Drug Offences

Drug abuse is considered to be ‘the chronic or habitual use of any chemical substance to alter states of body or mind for other than medically warranted purposes.’
Drugs are defined in the 1961 Single Convention on Narcotic Drugs, New York, August 8, 1975 (an international agreement for the prohibition of production and supply of drugs) as being substances which used improperly can lead to addiction.
It has since been supplemented to include Psychotropic Substances (drugs that affect the mind and can be used to treat psychiatric disorders) such as LSD, Ecstasy and other psychoactive drugs.
The Spanish Law 17/1967 of 8th of April adapts the provisions of the convention by considering prohibited drugs or genres as those including Cocaine, Heroin, Methadone, Opium, Morphine and Cannabis (hashish, hashish oil and marijuana). The United Nations Convention against Illicit Traffic in Narcotic Drugs and Psychotropic Substances (BOE no. 270/1990 of 10 November 1990) adds provisions regarding money laundering and drug related offences.
The Spanish Criminal Code (Chapter III, Title XVII of the Second Book) amended by the Constitutional Law 10/1995 regulates Public Health offences and includes toxic, narcotic or psychotropic substances.  This law also covers manufacturing, dealing, possession and drug trafficking.   Maximum sentences differ according to the nature of the offence for example, less for possession and more for production, trafficking, or for allowing premises to be used for producing or supplying drugs, also penalties vary for crimes related to hard or soft drugs.  Prosecutors can prove your intent to distribute drugs just by the quantity of the drug, without any evidence that you actually distributed the drug.  Imprisonment continues to play an important part in the crime policy of Spanish system. The maximum prison term for hard drugs is 20 years, and up to six years and nine months for soft drugs.  In both cases fines can be up to six times the value of the substance.
These drug-related crimes are considered to be dangerous to public health, but the mere presence of a restricted drug does not necessarily constitute a crime if not accompanied by a certain risk that is regulated by the Criminal Code.  The sentence from the Supreme Court in case 298/2004 of the 12th March, states that there must be minimum qualitative and quantitative amounts of the substances, and the sentence in the case 1889/2000 states that the quantity is insignificant, if it fails to have any harmful effects to health.

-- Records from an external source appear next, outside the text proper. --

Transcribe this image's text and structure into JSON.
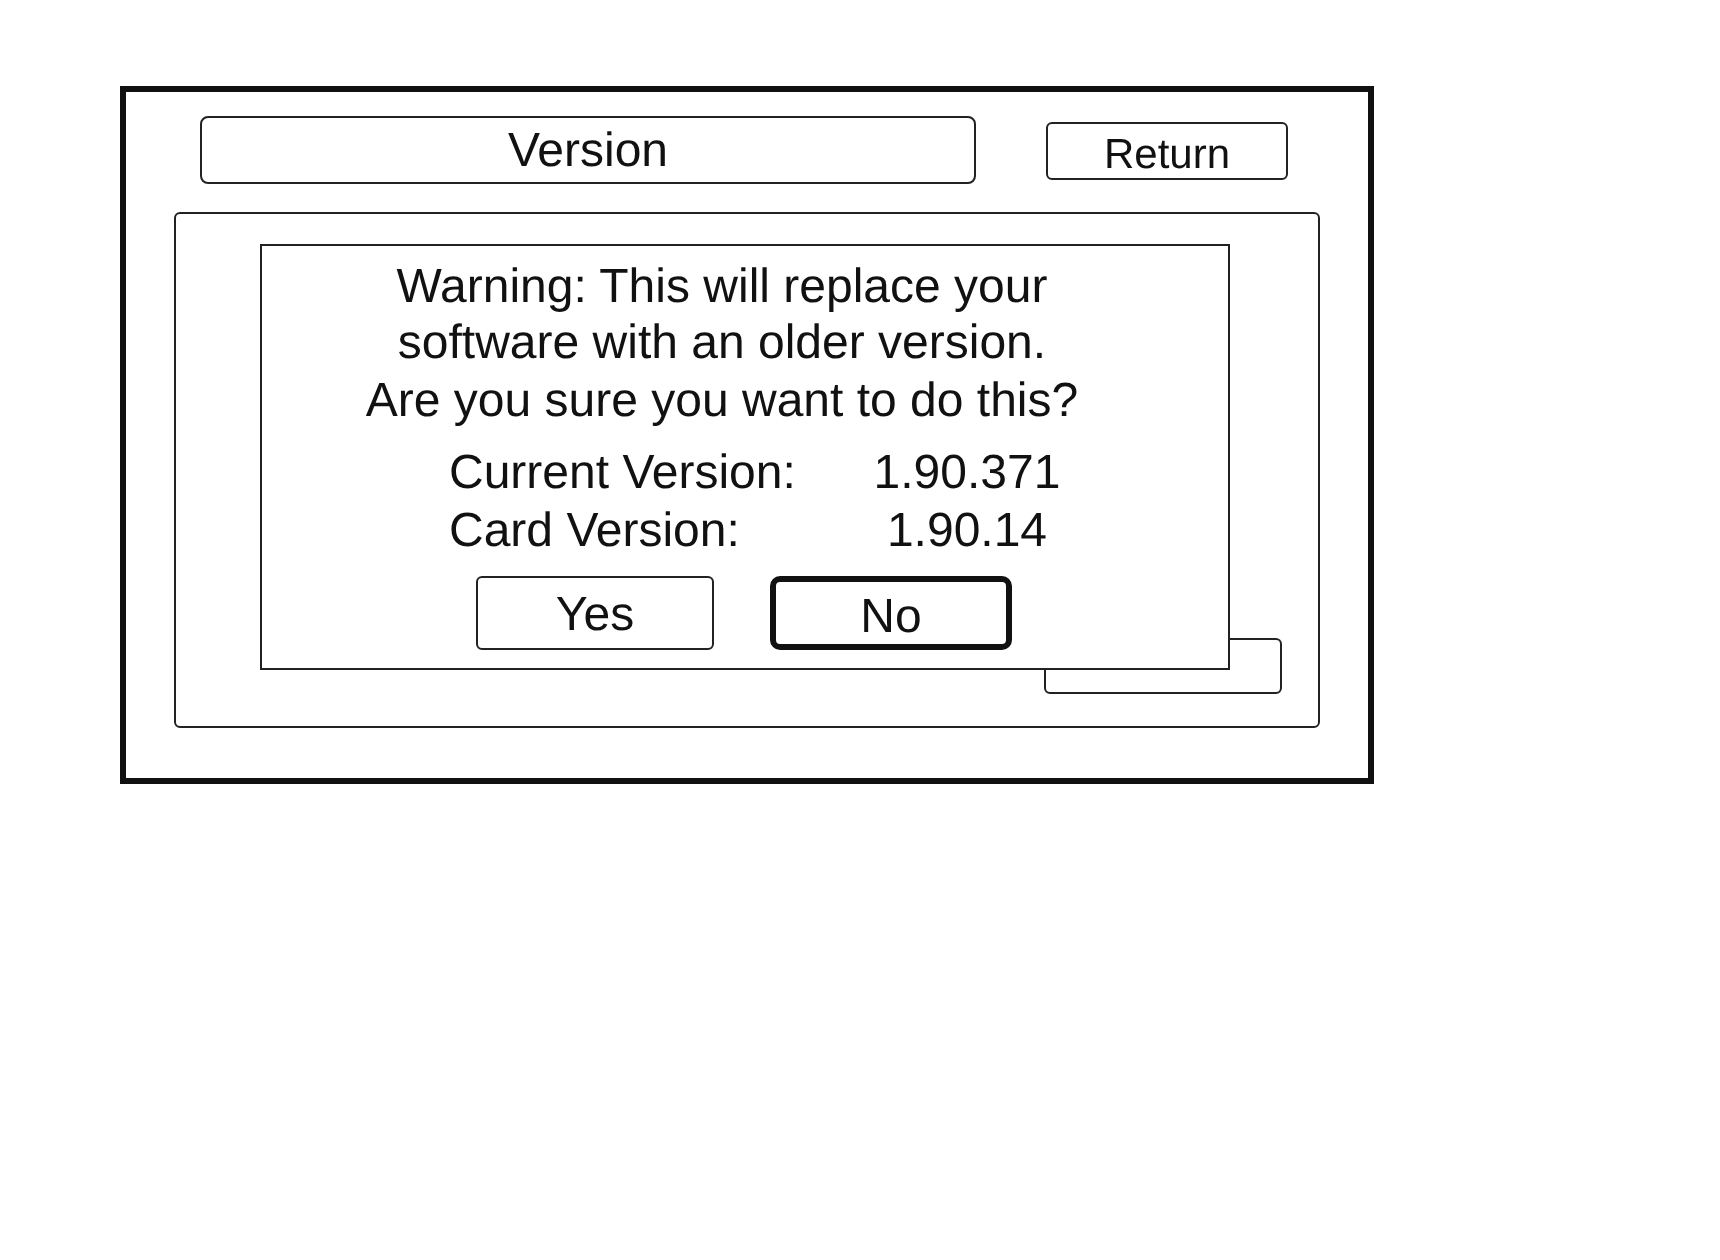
{
  "header": {
    "title": "Version",
    "return_button": "Return"
  },
  "dialog": {
    "message": [
      "Warning: This will replace your",
      "software with an older version.",
      "Are you sure you want to do this?"
    ],
    "versions": [
      {
        "label": "Current Version:",
        "value": "1.90.371"
      },
      {
        "label": "Card Version:",
        "value": "1.90.14"
      }
    ],
    "buttons": [
      {
        "label": "Yes",
        "selected": false
      },
      {
        "label": "No",
        "selected": true
      }
    ]
  }
}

A report by The National Toxicology Institute, from December 2003, which was requested by the non-jurisdictional Supreme Court of 24th January 2003, lists the minimum doses for six psychoactive substances which are considered a crime.    According to the Plenary Agreement of Court II of the Supreme Court of 19th November 2001, the aggravating circumstances for large quantities of drugs are determined in article 369.3 of the penal code referring to the report from the National Institute of Toxicology of 18th October 2001, as being from 500 daily doses of each drug.  These are exclusively base substances except for cannabis and its derivatives.  However in Case 413/2007 of 9th May, a margin of error of 5% for the analysis of substances regarding weighing and purity was established, the judge or court can make the final decision as to the seriousness of the crime.

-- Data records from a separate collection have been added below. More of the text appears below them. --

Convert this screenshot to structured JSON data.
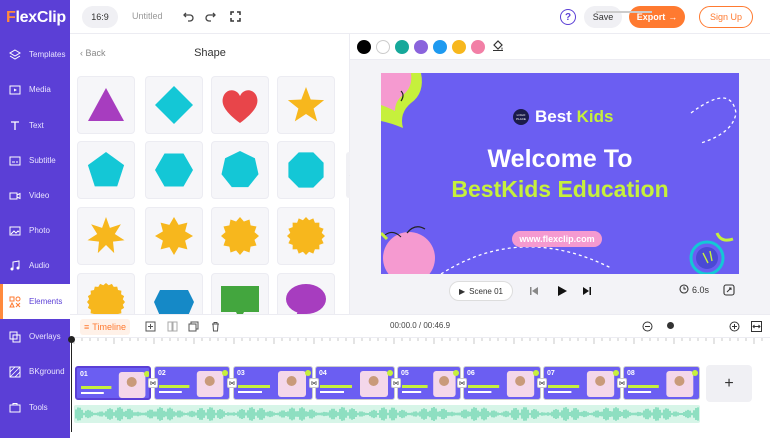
{
  "app": {
    "logo_first": "F",
    "logo_rest": "lexClip"
  },
  "sidebar": {
    "items": [
      {
        "label": "Templates",
        "icon": "layers-icon"
      },
      {
        "label": "Media",
        "icon": "media-icon"
      },
      {
        "label": "Text",
        "icon": "text-icon"
      },
      {
        "label": "Subtitle",
        "icon": "subtitle-icon"
      },
      {
        "label": "Video",
        "icon": "video-icon"
      },
      {
        "label": "Photo",
        "icon": "photo-icon"
      },
      {
        "label": "Audio",
        "icon": "music-icon"
      },
      {
        "label": "Elements",
        "icon": "elements-icon",
        "active": true
      },
      {
        "label": "Overlays",
        "icon": "overlays-icon"
      },
      {
        "label": "BKground",
        "icon": "background-icon"
      },
      {
        "label": "Tools",
        "icon": "tools-icon"
      }
    ]
  },
  "topbar": {
    "ratio": "16:9",
    "title": "Untitled",
    "save_label": "Save",
    "export_label": "Export",
    "signup_label": "Sign Up",
    "help_label": "?"
  },
  "panel": {
    "back_label": "Back",
    "title": "Shape",
    "shapes": [
      {
        "name": "triangle",
        "color": "#a73dbf"
      },
      {
        "name": "diamond",
        "color": "#14c7d6"
      },
      {
        "name": "heart",
        "color": "#e8454a"
      },
      {
        "name": "star",
        "color": "#f7b71d"
      },
      {
        "name": "pentagon",
        "color": "#14c7d6"
      },
      {
        "name": "hexagon",
        "color": "#14c7d6"
      },
      {
        "name": "heptagon",
        "color": "#14c7d6"
      },
      {
        "name": "octagon",
        "color": "#14c7d6"
      },
      {
        "name": "star-7",
        "color": "#f7b71d"
      },
      {
        "name": "star-8",
        "color": "#f7b71d"
      },
      {
        "name": "burst-12",
        "color": "#f7b71d"
      },
      {
        "name": "burst-16",
        "color": "#f7b71d"
      },
      {
        "name": "scallop",
        "color": "#f7b71d"
      },
      {
        "name": "hexagon-wide",
        "color": "#1589c7"
      },
      {
        "name": "speech-rect",
        "color": "#43a63e"
      },
      {
        "name": "speech-oval",
        "color": "#a73dbf"
      }
    ]
  },
  "colors": [
    "#000000",
    "#ffffff",
    "#16a89a",
    "#8a63dc",
    "#1e9af0",
    "#f7b71d",
    "#f27fa6"
  ],
  "canvas": {
    "logo_badge": "LOGO PLACE",
    "brand": "Best",
    "brand_accent": "Kids",
    "headline_1": "Welcome To",
    "headline_2": "BestKids Education",
    "url": "www.flexclip.com",
    "bg": "#6b5ef2",
    "accent": "#c6f03c"
  },
  "player": {
    "scene_label": "Scene 01",
    "duration": "6.0s"
  },
  "timeline": {
    "label": "Timeline",
    "time": "00:00.0 / 00:46.9",
    "clips": [
      "01",
      "02",
      "03",
      "04",
      "05",
      "06",
      "07",
      "08"
    ],
    "add_label": "+"
  }
}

Articles 359 to 378 of the Spanish Criminal Code cover the laws regarding drug related offences.  Articles 359 and 360 relate to the manufacture, supplying and trafficking of harmful substances, it states that the punishment for this ranges from a prison sentence from six months to three years and a fine of from six to twelve months, plus a special disqualification for trading for a period of between six months and two years.
The Criminal code also covers the lure, conspiracy and enticement to commit the crimes as defined in articles 368-372.
There is a reversal of the burden of proof, in cases where suspects are found in possession of a quantity of drugs greater than that required for personal use. In these cases it will be up to the defendant to prove there was no intent to supply.
It is illegal to distribute any drugs and the penalty is higher if the drugs have been tampered with or where they can endanger life or the health of people.   Manufacturing, growing or dealing with drugs can carry long prison sentences and these will be increased if there is a significant amount of the drug.  Aggravating circumstances will also increase the prison term and/or the fine, and these circumstances are for example by providing drugs to children under 18, using under 16 year-olds to commit the crime, when the amount of drugs is remarkably large or when the drugs are adulterated in any way to make them more harmful.
The transfer and acquisition of property derived from drug related crimes and money laundering along with the manufacture, transport and distribution of precursors, which are substances used in the culture and manufacture of drugs, are also punished with prison terms and fines.    Anyone who uses their professional position for drug trafficking will not only receive the punishment according to the crime, but also be liable to the disqualification from that post and any vehicles used in transportation, or property that has been used in money laundering, can be seized along with the drug.
If convicted by judges or foreign courts for similar crimes as those mentioned in articles 368 to 372 of the Spanish Criminal Code, then these will count as being repeated crimes unless the criminal record has be cancelled.  A judge or court can also reduce the penalty if the criminal confesses to the crime, agrees to collaborate with the authorities to prevent further crimes or offers information regarding the identification of other criminals.